The board of directors shall:
   
(a) appoint a chairperson from among those currently named as directors. 
   
(b) designate the offices of the corporation, appoint persons as officers, specify the terms of office, the duties of each officer, and delegate powers to manage the business affairs of the corporation to the officers as deemed appropriate.
 
7. DIRECTORS
   
(a) The directors shall manage the activities and affairs of the corporation.
   
(b) The directors of the corporation shall consist of a chairperson, vice chairperson, secretary, treasurer and at least three other regular members. 

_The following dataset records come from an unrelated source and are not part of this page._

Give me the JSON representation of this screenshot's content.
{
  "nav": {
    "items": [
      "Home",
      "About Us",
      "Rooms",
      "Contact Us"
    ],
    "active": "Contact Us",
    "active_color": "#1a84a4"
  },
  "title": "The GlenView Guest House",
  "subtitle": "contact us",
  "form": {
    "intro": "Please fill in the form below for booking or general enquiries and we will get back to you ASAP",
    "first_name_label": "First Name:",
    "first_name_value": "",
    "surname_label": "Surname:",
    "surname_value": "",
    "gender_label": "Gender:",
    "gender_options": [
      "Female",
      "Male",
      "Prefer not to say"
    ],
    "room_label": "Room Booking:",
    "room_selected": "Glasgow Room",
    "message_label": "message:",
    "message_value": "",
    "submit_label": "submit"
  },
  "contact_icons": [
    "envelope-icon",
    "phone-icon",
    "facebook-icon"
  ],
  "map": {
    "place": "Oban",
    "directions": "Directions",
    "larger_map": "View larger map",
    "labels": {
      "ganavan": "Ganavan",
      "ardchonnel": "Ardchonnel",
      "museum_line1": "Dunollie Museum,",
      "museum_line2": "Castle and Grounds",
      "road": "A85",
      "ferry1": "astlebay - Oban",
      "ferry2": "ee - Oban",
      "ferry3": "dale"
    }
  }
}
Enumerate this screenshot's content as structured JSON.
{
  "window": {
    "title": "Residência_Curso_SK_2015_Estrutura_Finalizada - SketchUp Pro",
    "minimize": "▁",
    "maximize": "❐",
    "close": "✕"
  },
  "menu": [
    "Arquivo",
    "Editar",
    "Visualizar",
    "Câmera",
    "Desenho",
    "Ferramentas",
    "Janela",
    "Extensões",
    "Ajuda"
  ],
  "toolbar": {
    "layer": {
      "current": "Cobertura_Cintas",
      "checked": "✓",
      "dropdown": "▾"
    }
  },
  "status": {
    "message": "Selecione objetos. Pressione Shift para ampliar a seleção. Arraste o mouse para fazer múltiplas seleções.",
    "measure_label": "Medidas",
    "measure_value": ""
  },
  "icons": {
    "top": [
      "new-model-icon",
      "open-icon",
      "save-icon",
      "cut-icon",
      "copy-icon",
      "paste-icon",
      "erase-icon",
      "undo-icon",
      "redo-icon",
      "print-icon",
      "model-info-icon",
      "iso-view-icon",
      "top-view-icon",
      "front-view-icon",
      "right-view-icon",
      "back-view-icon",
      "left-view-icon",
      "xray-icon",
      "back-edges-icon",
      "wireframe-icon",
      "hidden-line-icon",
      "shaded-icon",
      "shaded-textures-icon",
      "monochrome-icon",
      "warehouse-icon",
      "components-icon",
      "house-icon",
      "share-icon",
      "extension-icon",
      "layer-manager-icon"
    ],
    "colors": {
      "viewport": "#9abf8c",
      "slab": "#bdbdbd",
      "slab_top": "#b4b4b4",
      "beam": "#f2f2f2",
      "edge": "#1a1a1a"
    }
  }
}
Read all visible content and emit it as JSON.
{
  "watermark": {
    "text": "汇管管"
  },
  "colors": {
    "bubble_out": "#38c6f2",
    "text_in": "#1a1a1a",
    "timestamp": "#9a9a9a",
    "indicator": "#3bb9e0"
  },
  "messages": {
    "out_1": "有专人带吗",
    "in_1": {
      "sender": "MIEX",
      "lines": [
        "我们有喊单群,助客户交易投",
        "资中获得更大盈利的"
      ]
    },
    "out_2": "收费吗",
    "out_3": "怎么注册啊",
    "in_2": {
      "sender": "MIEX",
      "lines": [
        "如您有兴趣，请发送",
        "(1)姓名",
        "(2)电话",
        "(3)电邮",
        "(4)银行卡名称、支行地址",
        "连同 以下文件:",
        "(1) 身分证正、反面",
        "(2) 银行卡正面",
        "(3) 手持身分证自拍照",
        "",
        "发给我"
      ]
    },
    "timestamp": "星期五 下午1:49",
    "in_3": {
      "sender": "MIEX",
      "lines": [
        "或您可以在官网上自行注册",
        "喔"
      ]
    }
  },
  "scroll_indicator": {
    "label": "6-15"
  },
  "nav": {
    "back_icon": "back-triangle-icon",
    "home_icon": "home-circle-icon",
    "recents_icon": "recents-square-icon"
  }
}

  When deemed advisable or expedient, the same person may act as secretary and treasurer, but shall , in that event, vote as one person in the conduct of the Association’s business.
   
(c) Ordinarily, directors shall be elected at the annual meeting.
   
(d) Directors hold office until the conclusion of the meeting at which their successors are elected.
   
(e) Subject to (d), the term of office of a director shall be for 3 years. 
   
(f) The regular members may, by ordinary resolution at a meeting called for that purpose, remove any director(s) from office. 
   
(g) Where there is a vacancy on the board of directors and;
   
 
(i) where there is a quorum of directors, the remaining directors;
   
  a) may exercise all the powers of the directors; or
   
  b) may fill the vacancy until the next annual meeting; 
   
(ii)

where there is not a quorum of directors, the remaining directors or the president shall call a general meeting for the purpose of electing regular members to fill any vacancies.

   
(h) Any remuneration paid to directors must be approved by the regular membership. 
   
(i) Every director shall be given, by letter, e-mail, telephone or otherwise, at least 5 days notice of every meeting of directors.
   
(j) Attendance of a director at a meeting of directors is deemed to be a waiver of notice of the meeting, unless the director attends the meeting for the express purpose of objecting to the transaction of any business on the grounds that the meeting was not lawfully called.
   
(k) The quorum at board meetings shall be five persons.
 
8. FINANCIAL DISCLOSURE
   
(a) The directors shall place before the members at every annual meeting:
 
   
(i) financial statements for the year ended not more than 4 months before the annual meeting;
   
(ii) the report of the auditor, if any; and
   
(iii) any further information respecting the financial affairs of the association.
   
(b) The directors shall approve the financial statements and shall evidence their approval by the signature of one or more directors.
   
(c) No financial statement shall be released or circulated unless it has been approved by the directors and is accompanied by the report of the auditor, if an auditor has been appointed. This does not preclude the treasurer or designate providing regular unaudited reports to the directors and/or membership as financial updates for informational purposes.
 
9. AMENDMENTS TO BYLAWS
   
(a) The directors may, by resolution, make, amend, or repeal any bylaws that regulate the activities and affairs of the corporation.
   
(b) The directors shall submit such a bylaw, or an amendment or repeal of a bylaw, to the next meeting of regular members and the members may, by ordinary resolution, confirm, reject or amend the proposed bylaw, amendment, or the repeal of a bylaw.
   
(c) A bylaw, or an amendment or repeal of a bylaw is effective from the day of the resolution of directors until confirmed, confirmed as amended, or rejected by the regular members.
   
(d) If a bylaw, or any amendment or repeal of a bylaw is rejected by the regular members or is not submitted to the next meeting of members, the bylaw, amendment or repeal thereof, ceases to be effective and no subsequent bylaw, amendment or repeal having substantially the same purpose or effect shall be effective until confirmed or confirmed as amended by the regular members.
 
10. LIQUIDATION AND DISSOLUTION
   
The remaining property of the corporation shall, in the course of liquidation and dissolution, be transferred to Nature Saskatchewan.